Da dire, suonare, danzare
"Non possiamo essere insieme quel che siamo e quel che fummo..."
da dire, suonare, danzare
musica Igor Stravinsky
testo Charles-Ferdinand Ramuz
versione italiana Giusi Checcaglini e Luca Micheletti
Intermezzo:
Tre pezzi per clarinetto solo (1918)
di Igor Stravinsky
regia e ideazione scenica Luca Micheletti
maestro concertatore e direttore Angelo Bolciaghi
Il diavolo Luca Micheletti
Il soldato Massimo Scola
Il narratore Valter Schiavone
La principessa Lidia Carew
Il diavolo (scene danzate) Andrea Bou Othmane
violino Daniele Richiedei
clarinetto Giuseppe Bonandrini
fagotto Anna Maria Barbaglia
cornetta Marco Bellini
trombone Devid Ceste
contrabbasso Gianpiero Fanchini
percussioni Francesco Bodini
light designer Fabrizio Ballini
sculture Luigi Casermieri e Liliana Confortini
assistente alla regia Francesco Martucci
assistente ai movimenti scenici Silvia Illari
produzione Compagnia teatrale I Guitti e CamerOperEnsemble
in collaborazione con Ravenna Festival
In un’Europa prostrata dalla guerra e dall’epidemia di spagnola del 1918, Stravinskij e Ramuz compongono e mettono in scena l’Histoire du soldat, con l’encomiabile volontà di dare vita ad un’utopia – quella dell’arte che continua nonostante tutto e con tutti i mezzi che ha a disposizione –, riunendo un’eterogeneacompagine formata da musicisti, attori e danzatori. Gli illustri sodali avrebbero dovuto improvvisare un’avventurosa tournée per le province svizzere dell’immediato primo dopoguerra. Il destino dell’opera fu però differente: dopo il debutto lo spettacolo dovette interrompersi, ma presto l’Histoire fu salutata come un gioiello destinato a fare scuola, uno dei più innovativi e riusciti tentativi di dare vita alla chimera dell’opera d’arte totale in una raffinata versione da camera. Attraverso l’alternarsi di scene recitate, narrate, danzate e numeri esclusivamente strumentali, una sorta di eclettico caravanserraglio racconta l’antico scontro tra il bene e il male, il mito intramontabile dell’incontro con il diavolo e della compravendita dell’anima (qui simboleggiata dal celebre violino) tradotto in una fiaba popolare, vivace ed emozionante.

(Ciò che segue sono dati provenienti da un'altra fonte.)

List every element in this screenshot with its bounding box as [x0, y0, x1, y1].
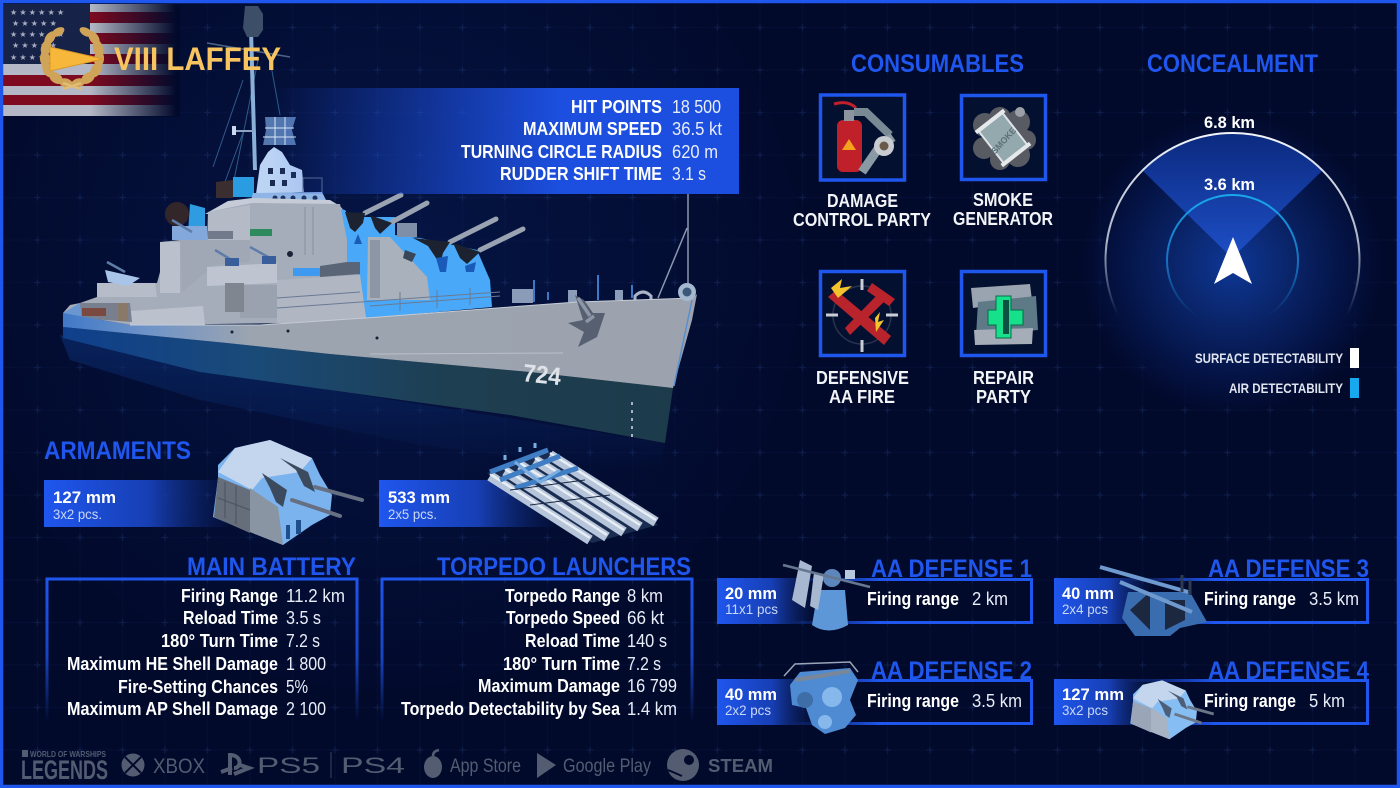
logo: Steam [667, 749, 773, 781]
superstructure panels [208, 205, 250, 240]
label: repair party: REPAIR [973, 368, 1034, 388]
panel: AA defense 4: Firing range [1204, 691, 1296, 711]
panel: main battery [47, 553, 357, 722]
panel: ship stats: 36.5 kt [672, 119, 722, 139]
panel: main battery: 11.2 km [286, 586, 345, 606]
panel: ship stats: RUDDER SHIFT TIME [500, 164, 662, 184]
flag: USA: ★ ★ ★ ★ ★ [12, 41, 57, 50]
bar: torpedo caliber: 2x5 pcs. [388, 506, 437, 522]
panel: torpedo launchers: 7.2 s [627, 654, 661, 674]
icon: defensive AA fire [820, 272, 904, 356]
ship reflection [60, 335, 665, 475]
bar: main battery caliber [44, 480, 234, 527]
mast and rigging [207, 6, 688, 298]
ship illustration [63, 6, 697, 443]
panel: ship stats: TURNING CIRCLE RADIUS [461, 142, 662, 162]
icon: 40 mm quad gun [1100, 567, 1207, 636]
flag: USA: ★ ★ ★ ★ ★ ★ [10, 30, 64, 39]
front tower face [367, 237, 430, 300]
dome [165, 202, 189, 226]
panel: AA defense 4: 3x2 pcs [1062, 702, 1108, 718]
label: smoke generator: SMOKE [973, 190, 1033, 210]
panel: AA defense 1 [717, 555, 1032, 630]
railing [277, 288, 500, 311]
panel: ship stats: HIT POINTS [571, 97, 662, 117]
panel: AA defense 3: 40 mm [1062, 584, 1114, 603]
title: VIII LAFFEY [114, 41, 281, 77]
chart: concealment radar [1082, 113, 1382, 415]
panel: AA defense 2: Firing range [867, 691, 959, 711]
bar: main battery caliber: 3x2 pcs. [53, 506, 102, 522]
icon: 40 mm twin gun [784, 662, 858, 734]
legend: detectability: AIR DETECTABILITY [1229, 380, 1344, 396]
bar: torpedo caliber: 533 mm [388, 488, 450, 507]
label: damage control party: CONTROL PARTY [793, 210, 931, 230]
panel: ship stats: MAXIMUM SPEED [523, 119, 662, 139]
icon: ship direction arrow [1214, 237, 1252, 284]
flag: USA: ★ ★ ★ ★ ★ ★ [10, 8, 64, 17]
footer: platform logos [21, 749, 773, 785]
panel: main battery: Firing Range [181, 586, 278, 606]
bow ring [678, 283, 696, 301]
logo: World of Warships Legends: WORLD OF WARSHIPS [30, 750, 107, 759]
logo: Xbox: XBOX [153, 755, 205, 778]
panel: torpedo launchers: 16 799 [627, 676, 677, 696]
panel: torpedo launchers: 8 km [627, 586, 663, 606]
flag: USA [3, 4, 180, 117]
panel: torpedo launchers: Torpedo Range [505, 586, 620, 606]
light AA guns [107, 220, 270, 272]
gun housings [345, 212, 365, 232]
panel: ship stats [270, 88, 739, 194]
label: smoke generator [953, 190, 1053, 229]
legend: detectability: SURFACE DETECTABILITY [1195, 350, 1344, 366]
panel: AA defense 4: 5 km [1309, 691, 1345, 711]
logo: Steam: STEAM [708, 756, 773, 776]
heading: concealment: CONCEALMENT [1147, 50, 1318, 78]
panel: main battery: 5% [286, 677, 308, 697]
logo: PS5 [221, 753, 320, 778]
panel: AA defense 2 [717, 657, 1032, 734]
panel: AA defense 2: 3.5 km [972, 691, 1022, 711]
logo: PS4 [331, 752, 405, 778]
anchor [568, 295, 605, 347]
heading: AA defense 1: AA DEFENSE 1 [871, 555, 1032, 583]
icon: smoke generator: SMOKE [989, 125, 1018, 156]
panel: torpedo launchers: Reload Time [525, 631, 620, 651]
label: surface range: 6.8 km [1204, 113, 1255, 132]
panel: AA defense 4: 127 mm [1062, 685, 1124, 704]
rank emblem [39, 25, 105, 89]
panel: ship stats: 18 500 [672, 97, 721, 117]
logo: World of Warships Legends: LEGENDS [21, 755, 108, 785]
panel: ship stats: 620 m [672, 142, 718, 162]
panel: AA defense 4 [1054, 657, 1369, 739]
panel: torpedo launchers [382, 553, 692, 722]
panel: torpedo launchers: Torpedo Speed [506, 608, 620, 628]
flag: USA: ★ ★ ★ ★ ★ [12, 19, 57, 28]
panel: main battery: Maximum HE Shell Damage [67, 654, 278, 674]
panel: main battery: 1 800 [286, 654, 326, 674]
panel: main battery: 7.2 s [286, 631, 320, 651]
heading: consumables: CONSUMABLES [851, 50, 1024, 78]
icon: smoke generator [962, 96, 1046, 180]
label: defensive AA fire: AA FIRE [829, 387, 895, 407]
logo: PS5: PS5 [257, 753, 320, 778]
hull upper [63, 294, 697, 388]
panel: main battery: 2 100 [286, 699, 326, 719]
label: repair party: PARTY [976, 387, 1031, 407]
heading: AA defense 2: AA DEFENSE 2 [871, 657, 1032, 685]
heading: AA defense 4: AA DEFENSE 4 [1208, 657, 1369, 685]
heading: armaments: ARMAMENTS [44, 437, 191, 465]
label: defensive AA fire [816, 368, 909, 407]
panel: ship stats: 3.1 s [672, 164, 706, 184]
draft marks [631, 402, 633, 438]
legend: detectability [1195, 348, 1359, 398]
hull number: 724 [522, 359, 562, 391]
superstructure base [63, 203, 366, 325]
panel: main battery: Reload Time [183, 608, 278, 628]
panel: torpedo launchers: 140 s [627, 631, 667, 651]
hull dark [63, 327, 673, 443]
logo: World of Warships Legends [21, 750, 108, 785]
label: defensive AA fire: DEFENSIVE [816, 368, 909, 388]
panel: AA defense 1: 11x1 pcs [725, 601, 778, 617]
heading: main battery: MAIN BATTERY [187, 553, 356, 581]
heading: torpedo launchers: TORPEDO LAUNCHERS [437, 553, 691, 581]
icon: 127 mm turret [1130, 680, 1214, 739]
gun barrels [365, 195, 523, 250]
upper bridge [256, 147, 304, 194]
panel: AA defense 2: 40 mm [725, 685, 777, 704]
panel: AA defense 3: 3.5 km [1309, 589, 1359, 609]
panel: AA defense 3: 2x4 pcs [1062, 601, 1108, 617]
bar: main battery caliber: 127 mm [53, 488, 116, 507]
panel: main battery: 180° Turn Time [161, 631, 278, 651]
logo: App Store: App Store [450, 756, 521, 777]
icon: torpedo launchers [487, 443, 658, 543]
label: air range: 3.6 km [1204, 175, 1255, 194]
panel: main battery: Maximum AP Shell Damage [67, 699, 278, 719]
icon: 20 mm gun [783, 560, 870, 630]
logo: App Store [424, 750, 521, 778]
logo: Xbox [122, 754, 205, 778]
logo: Google Play: Google Play [563, 756, 651, 777]
panel: AA defense 1: Firing range [867, 589, 959, 609]
icon: repair party [962, 272, 1046, 356]
heading: AA defense 3: AA DEFENSE 3 [1208, 555, 1369, 583]
panel: AA defense 1: 2 km [972, 589, 1008, 609]
panel: torpedo launchers: 180° Turn Time [503, 654, 620, 674]
icon: damage control party [820, 95, 904, 180]
flag: USA: ★ ★ ★ ★ ★ ★ [10, 53, 64, 62]
panel: AA defense 3 [1054, 555, 1369, 636]
panel: torpedo launchers: Torpedo Detectability by Sea [401, 699, 621, 719]
panel: torpedo launchers: 1.4 km [627, 699, 677, 719]
label: repair party [973, 368, 1034, 407]
label: smoke generator: GENERATOR [953, 209, 1053, 229]
panel: main battery: Fire-Setting Chances [118, 677, 278, 697]
logo: Google Play [537, 753, 651, 778]
blue lit area [330, 206, 492, 319]
panel: AA defense 3: Firing range [1204, 589, 1296, 609]
logo: PS4: PS4 [341, 753, 405, 778]
label: damage control party [793, 191, 931, 230]
icon: main gun turret [213, 440, 362, 545]
bar: torpedo caliber [379, 480, 559, 527]
label: damage control party: DAMAGE [827, 191, 898, 211]
panel: torpedo launchers: Maximum Damage [478, 676, 620, 696]
panel: main battery: 3.5 s [286, 608, 321, 628]
panel: AA defense 2: 2x2 pcs [725, 702, 771, 718]
panel: torpedo launchers: 66 kt [627, 608, 664, 628]
panel: AA defense 1: 20 mm [725, 584, 777, 603]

In tempi difficili, si guarda al mito per ritrovare se stessi e una strada: ed è il mito di Faust che Stravinskij seleziona – sempre caro agli artisti che vogliono spingere “oltre” il loro sguardo – qui declinato nella forma semplice e arcana dell’antica leggenda russa raccolta e narrata da Afanas’ev. Compiendo un viaggio di formazione alla ricerca della felicità, il soldato rintraccerà amaramente il senso della vita nel solenne monito che chiude l’opera: «Non è consentito avere tutto. La felicità è una», da intendersi come un invito a dar valore al presente e a vivere senza egoismi ogni istante della vita.